Grilled Pizza from The Garden Bounty
- Purchased pizza dough
- Corn meal
- Purchased pizza sauce or Philips’s tomato sauce from my Fiestas book
- Shredded dry mozzarella cheese
- Thinly sliced crookneck squash or zucchini and coated in olive oil, slat and pepper
- Squash blossoms (about 5 per pizza), washed with pistils removed
- Cherry tomatoes
- Walnut pesto, recipe follows
- Zatar seasoning
Directions
Prepare grill (we have a green egg) on high heat to 600F. Place pizza stone in grill.
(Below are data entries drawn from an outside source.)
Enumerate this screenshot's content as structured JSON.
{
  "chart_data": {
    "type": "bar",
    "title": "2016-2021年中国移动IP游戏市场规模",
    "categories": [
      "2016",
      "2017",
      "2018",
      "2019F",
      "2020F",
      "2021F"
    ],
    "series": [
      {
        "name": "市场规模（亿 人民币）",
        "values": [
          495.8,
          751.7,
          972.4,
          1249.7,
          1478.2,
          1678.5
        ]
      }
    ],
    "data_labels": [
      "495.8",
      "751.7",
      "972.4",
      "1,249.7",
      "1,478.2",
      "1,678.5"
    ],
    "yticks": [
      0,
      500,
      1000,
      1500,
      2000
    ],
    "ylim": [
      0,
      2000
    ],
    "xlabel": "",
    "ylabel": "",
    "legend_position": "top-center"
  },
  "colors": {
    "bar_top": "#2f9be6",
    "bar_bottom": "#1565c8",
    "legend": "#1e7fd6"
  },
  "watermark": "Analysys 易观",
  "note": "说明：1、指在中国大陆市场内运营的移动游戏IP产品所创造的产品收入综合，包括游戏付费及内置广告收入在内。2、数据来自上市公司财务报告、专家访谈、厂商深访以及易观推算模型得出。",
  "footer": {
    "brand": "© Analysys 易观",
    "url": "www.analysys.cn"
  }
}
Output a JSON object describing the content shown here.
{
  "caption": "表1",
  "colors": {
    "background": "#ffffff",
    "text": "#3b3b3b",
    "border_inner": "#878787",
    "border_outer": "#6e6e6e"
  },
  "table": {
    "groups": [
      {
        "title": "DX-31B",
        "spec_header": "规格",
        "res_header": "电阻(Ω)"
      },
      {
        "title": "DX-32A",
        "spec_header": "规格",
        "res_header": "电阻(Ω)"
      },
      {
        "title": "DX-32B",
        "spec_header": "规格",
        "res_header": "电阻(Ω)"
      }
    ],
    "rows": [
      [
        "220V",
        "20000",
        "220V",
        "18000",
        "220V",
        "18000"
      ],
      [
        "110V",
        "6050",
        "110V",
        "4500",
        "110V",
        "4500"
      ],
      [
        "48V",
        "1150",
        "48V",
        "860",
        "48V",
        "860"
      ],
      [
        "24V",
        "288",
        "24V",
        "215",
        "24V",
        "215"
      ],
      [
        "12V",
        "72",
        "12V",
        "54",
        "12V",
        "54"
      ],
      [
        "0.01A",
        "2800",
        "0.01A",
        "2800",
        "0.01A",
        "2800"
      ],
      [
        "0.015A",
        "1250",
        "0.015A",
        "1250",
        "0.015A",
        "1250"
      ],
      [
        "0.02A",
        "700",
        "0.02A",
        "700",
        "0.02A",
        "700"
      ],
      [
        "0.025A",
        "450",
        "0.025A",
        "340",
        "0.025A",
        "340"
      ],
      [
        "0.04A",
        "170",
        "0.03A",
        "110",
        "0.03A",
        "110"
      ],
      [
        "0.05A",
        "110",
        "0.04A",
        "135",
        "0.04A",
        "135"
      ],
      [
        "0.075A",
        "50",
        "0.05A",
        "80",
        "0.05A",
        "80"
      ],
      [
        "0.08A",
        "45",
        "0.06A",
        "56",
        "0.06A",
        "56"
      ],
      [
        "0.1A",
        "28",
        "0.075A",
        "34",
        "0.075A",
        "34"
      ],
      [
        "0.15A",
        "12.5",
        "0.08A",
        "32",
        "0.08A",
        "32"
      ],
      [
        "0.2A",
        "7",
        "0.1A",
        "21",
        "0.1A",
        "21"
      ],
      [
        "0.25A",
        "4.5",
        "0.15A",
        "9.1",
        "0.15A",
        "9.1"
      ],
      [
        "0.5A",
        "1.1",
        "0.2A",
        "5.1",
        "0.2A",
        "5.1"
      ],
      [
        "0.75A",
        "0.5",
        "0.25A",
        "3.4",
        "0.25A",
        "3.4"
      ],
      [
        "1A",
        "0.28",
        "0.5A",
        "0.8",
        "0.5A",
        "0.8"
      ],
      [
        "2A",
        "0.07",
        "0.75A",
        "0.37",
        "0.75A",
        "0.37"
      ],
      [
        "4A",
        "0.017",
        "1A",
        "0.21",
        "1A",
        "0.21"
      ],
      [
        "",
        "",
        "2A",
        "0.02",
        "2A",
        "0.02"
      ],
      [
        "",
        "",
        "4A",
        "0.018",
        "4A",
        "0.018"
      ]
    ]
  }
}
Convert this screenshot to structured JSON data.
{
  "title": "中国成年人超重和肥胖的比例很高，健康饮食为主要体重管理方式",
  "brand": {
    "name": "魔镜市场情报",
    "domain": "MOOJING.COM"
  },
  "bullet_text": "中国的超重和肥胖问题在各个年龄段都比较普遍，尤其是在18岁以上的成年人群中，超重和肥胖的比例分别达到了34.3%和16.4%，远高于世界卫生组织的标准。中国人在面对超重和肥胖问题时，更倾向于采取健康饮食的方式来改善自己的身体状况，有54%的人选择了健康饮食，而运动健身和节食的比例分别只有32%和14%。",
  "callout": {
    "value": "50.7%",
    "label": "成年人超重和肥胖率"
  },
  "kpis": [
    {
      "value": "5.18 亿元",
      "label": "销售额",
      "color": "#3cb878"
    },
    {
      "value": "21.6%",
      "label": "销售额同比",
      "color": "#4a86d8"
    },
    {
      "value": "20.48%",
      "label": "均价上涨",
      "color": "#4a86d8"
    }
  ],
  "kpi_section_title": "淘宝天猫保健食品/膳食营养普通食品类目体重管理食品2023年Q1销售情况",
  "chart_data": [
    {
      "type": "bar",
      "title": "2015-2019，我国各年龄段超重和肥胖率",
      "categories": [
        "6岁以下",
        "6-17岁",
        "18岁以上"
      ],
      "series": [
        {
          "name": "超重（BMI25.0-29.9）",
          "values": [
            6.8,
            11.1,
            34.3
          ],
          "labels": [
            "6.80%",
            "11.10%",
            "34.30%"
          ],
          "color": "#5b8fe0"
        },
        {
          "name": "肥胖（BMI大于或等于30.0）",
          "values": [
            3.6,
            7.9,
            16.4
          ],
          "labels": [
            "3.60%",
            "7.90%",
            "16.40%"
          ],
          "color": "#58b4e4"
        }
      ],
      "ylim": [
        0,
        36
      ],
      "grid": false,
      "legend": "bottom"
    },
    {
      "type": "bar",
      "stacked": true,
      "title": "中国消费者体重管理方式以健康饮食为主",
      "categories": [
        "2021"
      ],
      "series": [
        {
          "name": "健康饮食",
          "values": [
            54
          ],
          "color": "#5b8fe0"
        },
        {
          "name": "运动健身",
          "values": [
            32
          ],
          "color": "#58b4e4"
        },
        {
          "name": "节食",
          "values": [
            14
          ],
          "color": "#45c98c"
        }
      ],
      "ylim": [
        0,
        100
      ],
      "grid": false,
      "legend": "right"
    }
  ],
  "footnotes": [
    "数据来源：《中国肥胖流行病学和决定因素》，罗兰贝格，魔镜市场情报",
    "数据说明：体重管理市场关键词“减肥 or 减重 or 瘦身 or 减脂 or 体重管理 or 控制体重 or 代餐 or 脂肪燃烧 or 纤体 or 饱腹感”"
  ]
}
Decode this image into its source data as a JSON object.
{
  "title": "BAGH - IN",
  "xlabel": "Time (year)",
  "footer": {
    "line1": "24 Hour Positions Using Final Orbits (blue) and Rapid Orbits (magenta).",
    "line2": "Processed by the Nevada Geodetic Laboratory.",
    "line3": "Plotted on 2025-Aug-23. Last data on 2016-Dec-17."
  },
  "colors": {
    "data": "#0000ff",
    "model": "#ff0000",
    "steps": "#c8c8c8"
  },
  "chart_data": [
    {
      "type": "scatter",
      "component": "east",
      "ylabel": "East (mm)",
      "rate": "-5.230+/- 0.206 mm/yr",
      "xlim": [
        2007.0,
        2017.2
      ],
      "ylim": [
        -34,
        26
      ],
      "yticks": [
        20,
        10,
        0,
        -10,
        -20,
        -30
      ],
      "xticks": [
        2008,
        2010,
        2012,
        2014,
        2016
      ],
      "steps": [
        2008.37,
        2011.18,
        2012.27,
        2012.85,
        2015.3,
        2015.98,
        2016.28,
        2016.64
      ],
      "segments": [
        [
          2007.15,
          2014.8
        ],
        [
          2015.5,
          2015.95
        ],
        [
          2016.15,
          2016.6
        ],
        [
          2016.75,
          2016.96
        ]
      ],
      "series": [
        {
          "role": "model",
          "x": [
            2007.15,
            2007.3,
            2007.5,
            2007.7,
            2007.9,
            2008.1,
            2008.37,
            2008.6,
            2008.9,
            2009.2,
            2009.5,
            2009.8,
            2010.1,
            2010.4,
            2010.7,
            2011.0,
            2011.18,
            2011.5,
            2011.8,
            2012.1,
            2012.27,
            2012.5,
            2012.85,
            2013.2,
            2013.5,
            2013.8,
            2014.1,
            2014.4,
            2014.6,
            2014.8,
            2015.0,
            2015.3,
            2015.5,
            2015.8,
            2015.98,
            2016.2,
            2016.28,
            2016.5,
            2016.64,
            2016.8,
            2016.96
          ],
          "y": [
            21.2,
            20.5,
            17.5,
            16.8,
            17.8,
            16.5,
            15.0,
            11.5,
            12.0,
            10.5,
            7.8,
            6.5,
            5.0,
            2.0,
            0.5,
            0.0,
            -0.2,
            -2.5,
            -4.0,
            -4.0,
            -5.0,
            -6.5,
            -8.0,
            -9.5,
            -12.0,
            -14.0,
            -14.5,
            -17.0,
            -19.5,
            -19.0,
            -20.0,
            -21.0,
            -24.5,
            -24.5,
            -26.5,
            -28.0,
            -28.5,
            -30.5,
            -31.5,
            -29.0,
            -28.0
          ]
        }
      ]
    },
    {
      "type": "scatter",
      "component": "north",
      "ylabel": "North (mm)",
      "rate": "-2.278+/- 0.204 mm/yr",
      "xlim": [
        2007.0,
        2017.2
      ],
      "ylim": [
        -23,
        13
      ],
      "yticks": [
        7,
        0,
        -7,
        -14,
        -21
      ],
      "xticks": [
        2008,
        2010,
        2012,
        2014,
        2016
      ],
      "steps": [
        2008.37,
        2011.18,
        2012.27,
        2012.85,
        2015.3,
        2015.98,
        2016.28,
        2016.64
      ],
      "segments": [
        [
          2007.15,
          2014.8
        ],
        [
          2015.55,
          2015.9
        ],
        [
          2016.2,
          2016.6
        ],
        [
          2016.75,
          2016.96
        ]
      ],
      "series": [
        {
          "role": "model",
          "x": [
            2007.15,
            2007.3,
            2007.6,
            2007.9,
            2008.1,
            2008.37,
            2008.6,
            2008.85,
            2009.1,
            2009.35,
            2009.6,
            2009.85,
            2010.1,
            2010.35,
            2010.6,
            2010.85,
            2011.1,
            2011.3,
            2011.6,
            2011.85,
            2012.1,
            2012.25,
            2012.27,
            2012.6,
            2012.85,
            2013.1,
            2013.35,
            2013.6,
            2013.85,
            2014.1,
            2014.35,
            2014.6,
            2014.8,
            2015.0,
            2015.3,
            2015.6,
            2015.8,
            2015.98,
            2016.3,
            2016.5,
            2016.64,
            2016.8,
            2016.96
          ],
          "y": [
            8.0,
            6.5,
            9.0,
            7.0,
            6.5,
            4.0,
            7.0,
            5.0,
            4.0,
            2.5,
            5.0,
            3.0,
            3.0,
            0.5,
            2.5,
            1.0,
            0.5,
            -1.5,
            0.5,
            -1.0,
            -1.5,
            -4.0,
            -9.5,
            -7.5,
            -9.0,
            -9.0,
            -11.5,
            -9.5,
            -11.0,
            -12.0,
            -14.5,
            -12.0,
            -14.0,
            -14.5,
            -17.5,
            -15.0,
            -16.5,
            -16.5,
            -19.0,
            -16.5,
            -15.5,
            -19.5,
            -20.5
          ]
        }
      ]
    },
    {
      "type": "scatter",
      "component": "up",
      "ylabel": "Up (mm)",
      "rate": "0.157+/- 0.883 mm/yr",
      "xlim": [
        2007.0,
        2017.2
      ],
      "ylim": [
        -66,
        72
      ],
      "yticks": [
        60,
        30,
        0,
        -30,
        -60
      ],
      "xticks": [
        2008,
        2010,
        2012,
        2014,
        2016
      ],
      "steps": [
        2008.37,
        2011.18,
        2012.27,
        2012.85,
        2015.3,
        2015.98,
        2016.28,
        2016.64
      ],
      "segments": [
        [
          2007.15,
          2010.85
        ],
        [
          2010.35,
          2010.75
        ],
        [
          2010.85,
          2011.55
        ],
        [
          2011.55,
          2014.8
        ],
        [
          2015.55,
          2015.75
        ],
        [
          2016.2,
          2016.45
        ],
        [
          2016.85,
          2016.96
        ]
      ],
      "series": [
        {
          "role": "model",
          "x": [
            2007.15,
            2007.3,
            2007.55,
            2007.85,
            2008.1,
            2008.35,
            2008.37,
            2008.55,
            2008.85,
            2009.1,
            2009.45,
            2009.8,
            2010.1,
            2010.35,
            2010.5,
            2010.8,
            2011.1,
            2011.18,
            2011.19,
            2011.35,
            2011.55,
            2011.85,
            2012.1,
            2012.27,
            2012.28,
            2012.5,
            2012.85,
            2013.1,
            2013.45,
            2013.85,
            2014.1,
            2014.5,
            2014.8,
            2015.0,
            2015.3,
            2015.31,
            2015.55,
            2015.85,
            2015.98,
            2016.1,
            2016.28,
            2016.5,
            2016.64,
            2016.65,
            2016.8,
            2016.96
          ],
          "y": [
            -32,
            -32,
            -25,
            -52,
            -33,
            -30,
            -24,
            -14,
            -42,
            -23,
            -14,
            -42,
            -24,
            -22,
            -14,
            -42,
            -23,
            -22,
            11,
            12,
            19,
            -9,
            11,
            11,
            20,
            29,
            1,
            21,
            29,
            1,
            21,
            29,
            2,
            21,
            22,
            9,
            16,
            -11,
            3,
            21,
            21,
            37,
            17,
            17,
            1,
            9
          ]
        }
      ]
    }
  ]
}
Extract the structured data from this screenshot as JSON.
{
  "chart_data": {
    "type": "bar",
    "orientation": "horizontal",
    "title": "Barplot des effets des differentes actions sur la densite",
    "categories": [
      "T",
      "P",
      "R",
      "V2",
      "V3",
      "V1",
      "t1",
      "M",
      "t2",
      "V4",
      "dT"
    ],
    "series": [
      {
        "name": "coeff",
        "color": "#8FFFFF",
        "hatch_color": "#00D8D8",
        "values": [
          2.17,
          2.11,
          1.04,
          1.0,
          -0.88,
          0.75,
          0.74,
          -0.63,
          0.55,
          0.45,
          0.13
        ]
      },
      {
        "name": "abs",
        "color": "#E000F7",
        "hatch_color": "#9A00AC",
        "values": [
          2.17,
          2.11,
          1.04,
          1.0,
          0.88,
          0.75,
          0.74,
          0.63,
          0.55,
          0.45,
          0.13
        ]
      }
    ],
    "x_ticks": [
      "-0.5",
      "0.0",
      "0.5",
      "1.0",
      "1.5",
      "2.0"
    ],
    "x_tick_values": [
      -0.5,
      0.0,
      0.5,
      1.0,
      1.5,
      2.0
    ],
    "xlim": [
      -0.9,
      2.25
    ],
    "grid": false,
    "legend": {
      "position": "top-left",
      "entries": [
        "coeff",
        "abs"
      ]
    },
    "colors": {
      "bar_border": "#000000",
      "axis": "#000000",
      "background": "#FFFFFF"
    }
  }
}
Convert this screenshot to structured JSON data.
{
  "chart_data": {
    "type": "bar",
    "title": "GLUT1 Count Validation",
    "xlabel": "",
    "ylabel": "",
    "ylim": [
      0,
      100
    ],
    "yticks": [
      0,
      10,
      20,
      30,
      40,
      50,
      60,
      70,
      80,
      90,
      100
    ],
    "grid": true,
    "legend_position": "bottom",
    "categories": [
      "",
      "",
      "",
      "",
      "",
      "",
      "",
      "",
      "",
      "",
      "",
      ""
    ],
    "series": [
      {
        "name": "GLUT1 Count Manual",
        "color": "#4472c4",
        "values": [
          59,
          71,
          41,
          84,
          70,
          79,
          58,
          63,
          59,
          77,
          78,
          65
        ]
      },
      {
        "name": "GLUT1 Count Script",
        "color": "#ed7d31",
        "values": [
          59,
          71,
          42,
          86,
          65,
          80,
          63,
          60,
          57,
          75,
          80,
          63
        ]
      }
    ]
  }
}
Take one 1-cup piece of dough and roll it out into floured surface into a 10 to 12-inch round. Sprinkle pizza peel heavily with corn meal and place dough round on pizza peel. Spread about 1/3 cup of tomato sauce over dough, leaving a 1/2 inch border. Top with about 1/3 cup cheese. Then carefully arrange zucchini, squash blossoms and cherry tomatoes over cheese. Drizzle about 2 tablespoons Pesto over pizza. Sprinkle with Zatar. Place pizza on stone and close cover. Cook at 600F for about 7 minutes, checking half way for doneness. Use peel to remove pizza and transfer to cutting board.
Walnut Pesto
- 2 cups fresh basil leaves
- 1 garlic clove
- 3/4 cups walnuts
- 1/3 cup parmesan Reggiano cheese (optional)
- 1/4 cup olive oil
Blend all ingredients in processor until smooth. Season lightly with salt and pepper.